In most cases when one DWARF DIE has to refer to another DWARF DIE, the target of the reference has an LSym, which makes it easy to use the existing relocation mechanism. For DWARF inlined routine DIEs, however, the subprogram DIE has to refer to a child parameter/variable DIE of the abstract subprogram. This child DIE doesn't have an LSym, and also of interest is the fact that when DWARF generation is happening for inlined function F within caller G, it's possible that DWARF generation hasn't happened yet for F, so there is no way to know the offset of a child DIE within F's abstract function. Making matters more complex, each inlined instance of F may refer to a subset of the original F's variables (depending on what happens with optimization, some vars may be eliminated).
The fixup table below helps overcome this hurdle. At the point where a parameter/variable reference is made (via a call to "ReferenceChildDIE"), a fixup record is generate that records the relocation that is targeting that child variable. At a later point when the abstract function DIE is emitted, there will be a call to "RegisterChildDIEOffsets", at which point the offsets needed to apply fixups are captured. Finally, once the parallel portion of the compilation is done, fixups can actually be applied during the "Finalize" method (this can't be done during the parallel portion of the compile due to the possibility of data races).
This table is also used to record the "precursor" function node for each function that is the target of an inline -- child DIE references have to be made with respect to the original pre-optimization version of the function (to allow for the fact that each inlined body may be optimized differently).
func NewDwarfFixupTable ¶
func NewDwarfFixupTable(ctxt *Link) *DwarfFixupTable
func (*DwarfFixupTable) AbsFuncDwarfSym ¶
func (ft *DwarfFixupTable) AbsFuncDwarfSym(fnsym *LSym) *LSym
return the LSym corresponding to the 'abstract subprogram' DWARF info entry for a function.
func (*DwarfFixupTable) Finalize ¶
func (ft *DwarfFixupTable) Finalize(myimportpath string, trace bool)

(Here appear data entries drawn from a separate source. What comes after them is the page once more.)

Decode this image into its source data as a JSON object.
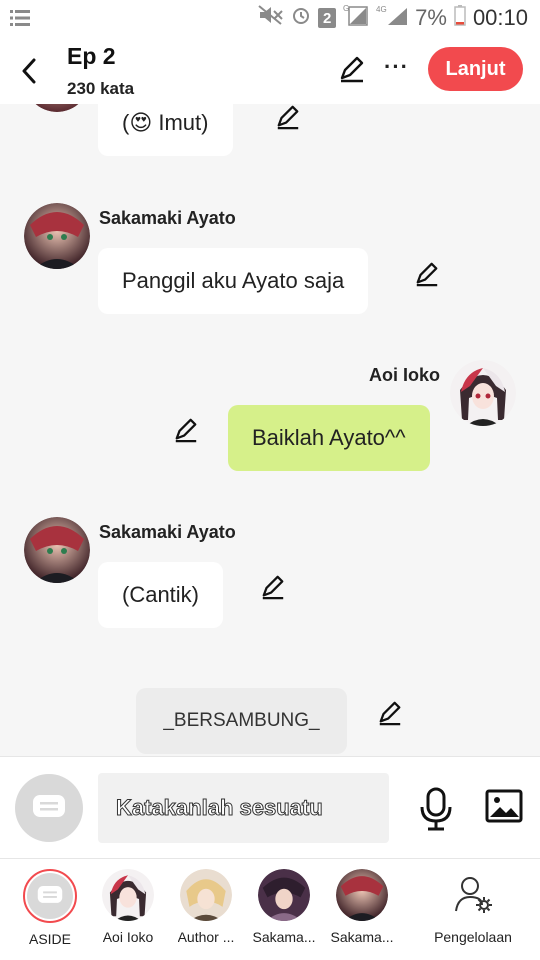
{
  "status_bar": {
    "battery": "7%",
    "time": "00:10",
    "notification_count": "2"
  },
  "header": {
    "title": "Ep 2",
    "word_count": "230 kata",
    "next_label": "Lanjut",
    "more_label": "···"
  },
  "colors": {
    "accent": "#f24a4e",
    "bubble_self": "#d6f08a",
    "bubble_other": "#ffffff",
    "bubble_aside": "#ececec"
  },
  "messages": [
    {
      "side": "left",
      "text": "(😍 Imut)"
    },
    {
      "side": "left",
      "name": "Sakamaki Ayato",
      "text": "Panggil aku Ayato saja"
    },
    {
      "side": "right",
      "name": "Aoi Ioko",
      "text": "Baiklah Ayato^^"
    },
    {
      "side": "left",
      "name": "Sakamaki Ayato",
      "text": "(Cantik)"
    },
    {
      "side": "center",
      "text": "_BERSAMBUNG_"
    }
  ],
  "composer": {
    "placeholder": "Katakanlah sesuatu"
  },
  "tabs": [
    {
      "label": "ASIDE",
      "icon": "chat-bubble-icon"
    },
    {
      "label": "Aoi Ioko"
    },
    {
      "label": "Author ..."
    },
    {
      "label": "Sakama..."
    },
    {
      "label": "Sakama..."
    },
    {
      "label": "Pengelolaan",
      "icon": "user-settings-icon"
    }
  ]
}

Called after all functions have been compiled; the main job of this function is to identify cases where there are outstanding fixups. This scenario crops up when we have references to variables of an inlined routine, but that routine is defined in some other package. This helper walks through and locate these fixups, then invokes a helper to create an abstract subprogram DIE for each one.
func (*DwarfFixupTable) GetPrecursorFunc ¶
func (ft *DwarfFixupTable) GetPrecursorFunc(s *LSym) interface{}
func (*DwarfFixupTable) ReferenceChildDIE ¶
func (ft *DwarfFixupTable) ReferenceChildDIE(s *LSym, ridx int, tgt *LSym, dclidx int, inlIndex int)
Make a note of a child DIE reference: relocation 'ridx' within symbol 's' is targeting child 'c' of DIE with symbol 'tgt'.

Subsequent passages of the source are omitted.